2
votes

I was going through assembly code optimization manual section 2.3 Common coding pitfalls - page 9

  1. Unmatched PUSH and POP instructions. The number of PUSH and POP instructions must be equal for all possible paths through a function. Example:

    push ebx
    test ecx, ecx
    jz   Finished
    ...
    pop  ebx
    Finished:       ; Wrong! Label should be before pop ebx
    ret
    

Here, the value of EBX that is pushed is not popped again if ECX is zero. The result is that the RET instruction will pop the former value of EBX and jump to a wrong address.

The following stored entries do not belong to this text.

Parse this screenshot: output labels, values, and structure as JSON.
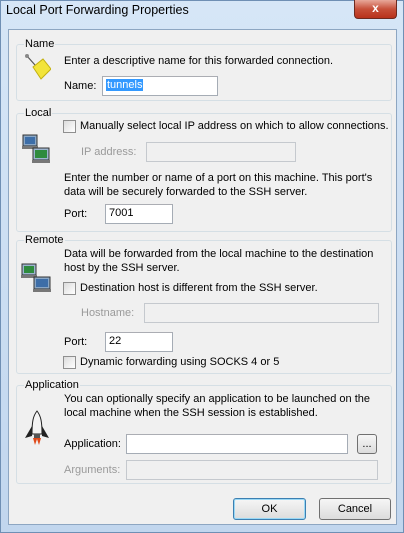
{
  "window": {
    "title": "Local Port Forwarding Properties",
    "close_glyph": "x"
  },
  "name_group": {
    "title": "Name",
    "description": "Enter a descriptive name for this forwarded connection.",
    "name_label": "Name:",
    "name_value": "tunnels"
  },
  "local_group": {
    "title": "Local",
    "manual_ip_label": "Manually select local IP address on which to allow connections.",
    "ip_label": "IP address:",
    "port_desc_line1": "Enter the number or name of a port on this machine.  This port's",
    "port_desc_line2": "data will be securely forwarded to the SSH server.",
    "port_label": "Port:",
    "port_value": "7001"
  },
  "remote_group": {
    "title": "Remote",
    "desc_line1": "Data will be forwarded from the local machine to the destination",
    "desc_line2": "host by the SSH server.",
    "dest_diff_label": "Destination host is different from the SSH server.",
    "hostname_label": "Hostname:",
    "port_label": "Port:",
    "port_value": "22",
    "socks_label": "Dynamic forwarding using SOCKS 4 or 5"
  },
  "application_group": {
    "title": "Application",
    "desc_line1": "You can optionally specify an application to be launched on the",
    "desc_line2": "local machine when the SSH session is established.",
    "app_label": "Application:",
    "app_value": "",
    "browse_label": "...",
    "args_label": "Arguments:",
    "args_value": ""
  },
  "buttons": {
    "ok": "OK",
    "cancel": "Cancel"
  }
}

My doubt is: doesn't the jz instruction store the return address in the stack? What about other instructions like jmp, jg, jge, jl, jle etc?

1
No jump instruction pushes a return address. Only call does. - fuz
It is far more common to transfer control to an address that is not the end of a function, when you definitely don't want to affect the stack, and makes no assumptions about what stack adjustment is needed / registers need to be restored. How many variants of those instructions would be needed, and with which (combination of) registers? - Weather Vane
If you're ever not sure about exactly what an instruction does, look it up in Intel's or AMD's manual. felixcloutier.com/x86/jcc is scraped from Intel's PDFs. - Peter Cordes

1 Answers

5
votes

No, it doesn't. Call instructions push a return address to the stack, jump instructions (including conditional jumps) do not. That is the fundamental difference between calls and jumps.

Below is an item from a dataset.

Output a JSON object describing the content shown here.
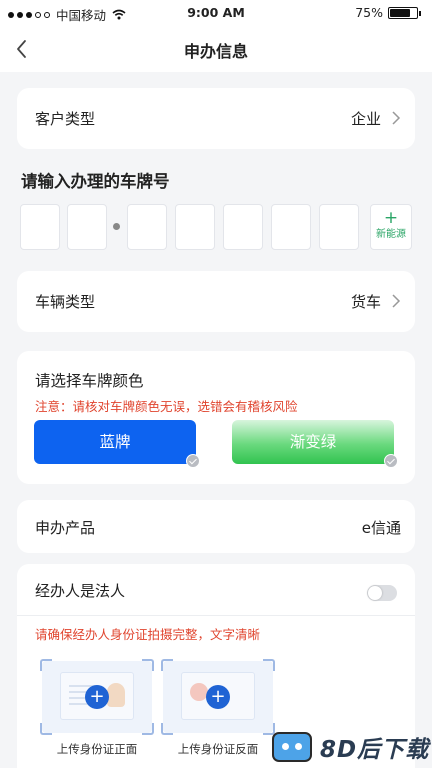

If you want to know what an instruction does, you should always refer to its description in official documentation, e.g. https://www.felixcloutier.com/x86/ which is an HTML copy of Intel's manuals. The description of jcc (which includes je) makes no mention of pushing a return address, which tells you that it doesn't do it. On the other hand, the description of call explicitly states that the return address is pushed, and explains in detail how it is done:

When executing a near call, the processor pushes the value of the EIP register (which contains the offset of the instruction following the CALL instruction) on the stack (for use later as a return-instruction pointer). The processor then branches to the address in the current code segment specified by the target operand.

Jump instructions are usually used to transfer control within functions, for constructs like loops (while), conditional execution (if), etc. In most such cases you don't ever want to return to the site of the jump, so pushing a return address would be useless and would just require you to waste extra instructions to get rid of it from the stack.